Quand la fiction dépasse la réalité, c’est la fiction que le réalisateur Alain Tasma préfère filmer. Une histoire de plus en banlieue, dans une fausse ville, avec des vrais faux problèmes, qui n’a pas séduit Sarah.

Jeudi 6 juin 2013,  22 heures. À 10 jours du bac je suis en plein dans les révisions. Cela peut paraître bizarre, mais la télé est allumée en fond sonore. Hier soir sur France 2, l’émission Des Paroles et des Actes est consacrée à François Fillon. Comme par hasard, au moment où il évoque les désastreuses élections de novembre dernier au sein de l’Ump, je travaille alors la notion de vérité en philo, quelle belle coïncidence.

Mes révisions se poursuivent, je suis motivée à faire une dernière fiche de philo avant de filer au lit, une fiche sur la société. Tiens, le programme change à la télé, on passe de l’émission politique à Fracture, un truc hybride entre un film, un documentaire et une fiction. Je me souviens l’avoir déjà vu, mais là en révisant « la société » en philo, ce film a un nouveau sens.

L’histoire est simple : une jeune prof qui fait un remplacement dans un collège dit difficile en Seine-Saint-Denis. On voit très bien qu’elle a peur d’entrer dans ce collège, comme on aurait peur d’entrer dans la cage d’un lion. Cette prof d’histoire géographie est accueillie par la proviseure de l’établissement « ici la vie est difficile, les parents d’élèves sont, pour beaucoup, au chômage et ne parlent pas français ». Elle remplace une prof absente depuis plus de 4 semaines.

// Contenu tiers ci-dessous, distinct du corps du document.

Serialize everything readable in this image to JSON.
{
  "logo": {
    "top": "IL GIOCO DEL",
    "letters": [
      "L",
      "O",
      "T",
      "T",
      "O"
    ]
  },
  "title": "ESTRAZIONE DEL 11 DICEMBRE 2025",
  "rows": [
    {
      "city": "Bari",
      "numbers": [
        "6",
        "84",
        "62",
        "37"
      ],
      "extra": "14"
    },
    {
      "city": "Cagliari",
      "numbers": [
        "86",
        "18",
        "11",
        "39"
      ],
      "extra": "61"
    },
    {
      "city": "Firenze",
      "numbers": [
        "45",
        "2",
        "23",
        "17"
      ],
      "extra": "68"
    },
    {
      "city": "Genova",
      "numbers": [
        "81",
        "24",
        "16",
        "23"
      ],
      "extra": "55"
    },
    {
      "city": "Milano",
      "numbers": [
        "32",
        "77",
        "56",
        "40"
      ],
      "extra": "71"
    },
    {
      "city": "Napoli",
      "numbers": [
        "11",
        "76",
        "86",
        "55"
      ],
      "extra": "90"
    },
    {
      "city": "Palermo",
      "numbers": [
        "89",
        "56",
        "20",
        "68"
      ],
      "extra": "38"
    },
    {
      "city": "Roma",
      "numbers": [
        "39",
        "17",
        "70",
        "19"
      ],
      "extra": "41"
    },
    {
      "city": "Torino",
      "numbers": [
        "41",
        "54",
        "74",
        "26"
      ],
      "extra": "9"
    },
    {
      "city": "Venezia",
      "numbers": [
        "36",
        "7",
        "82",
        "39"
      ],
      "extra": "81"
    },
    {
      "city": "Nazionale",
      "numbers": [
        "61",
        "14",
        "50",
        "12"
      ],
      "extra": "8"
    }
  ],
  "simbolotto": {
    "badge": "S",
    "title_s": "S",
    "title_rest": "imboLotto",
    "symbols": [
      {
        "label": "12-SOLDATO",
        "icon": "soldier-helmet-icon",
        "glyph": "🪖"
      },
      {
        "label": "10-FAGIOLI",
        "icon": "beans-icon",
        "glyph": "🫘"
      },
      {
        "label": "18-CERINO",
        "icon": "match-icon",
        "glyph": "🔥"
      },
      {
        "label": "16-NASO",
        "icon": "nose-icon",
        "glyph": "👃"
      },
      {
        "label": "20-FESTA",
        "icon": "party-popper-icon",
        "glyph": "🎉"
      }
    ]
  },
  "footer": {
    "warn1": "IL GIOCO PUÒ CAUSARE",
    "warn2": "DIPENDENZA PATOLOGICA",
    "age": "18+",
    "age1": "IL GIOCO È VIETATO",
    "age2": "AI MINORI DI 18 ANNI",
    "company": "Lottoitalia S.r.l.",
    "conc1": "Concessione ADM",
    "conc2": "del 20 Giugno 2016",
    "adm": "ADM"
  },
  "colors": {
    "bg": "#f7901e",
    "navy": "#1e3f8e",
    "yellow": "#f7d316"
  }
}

Plus le film progresse, plus je trouve des liens avec ma fiche philo sur la société. On dirait que le réalisateur a tenté de mettre en avant des problèmes sociétaux : les failles du système de l’éducation nationale avec le problème des remplaçants, le chômage, la crise de la famille (« j’suis pas comme le daron moi, j’pense pas comme le daron »), les problèmes d’identité (« nous on votera pas madame, on n’est pas français » s’exclament les élèves de 3e), le manque de personnel hospitalier (« j’avais fait trop d’heures cette nuit-là, oui je l’ai peut-être trop serré ce plâtre, mais j’étais fatigué ») ou encore la question de l’orientation scolaire (« on va juste t’expliquer qu’un CAP chaudronnerie c’est super, ça ne sert à rien l’école »).

Seulement mélanger religion, banlieue et politique dans le même film, c’est prendre le risque de réaliser un mélange explosif où les clichés vont fuser : où les jeunes filmés ne savent pas parler autrement qu’avec « un accent de banlieue ». Mon petit frère et ses copains ont le même âge, habitent aussi en Seine-Saint-Denis, vont au collège dans ce même département et je vous assure qu’ils ne parlent pas ainsi.

Ou Moussa, le grand black baraqué qui a 17 ans et qui est en classe de troisième s’acharne sur Kévin, un des seuls français de sa classe. Rappelons qu’à 17 ans, on est en classe de terminale, voire en première si on est né en début ou fin d’année, en tous cas dans la vraie vie, à l’âge de Moussa, c’est le bac qu’on passe (quel qu’il soit, général ou professionnel, parce que juste avant, Monsieur Fillon a rappelé qu’on ne valorisait pas assez les bacs professionnels, voilà : aussitôt dit aussitôt fait) et non pas le brevet des collèges.

Dans une interview pour le Bondy Blog, Mohamed Hamidi avait dit qu’il préférait raconter l’histoire des habitants des banlieues « parce que c’est bien de se décaler plutôt que de coller tout le temps sa caméra au pied des immeubles », en effet.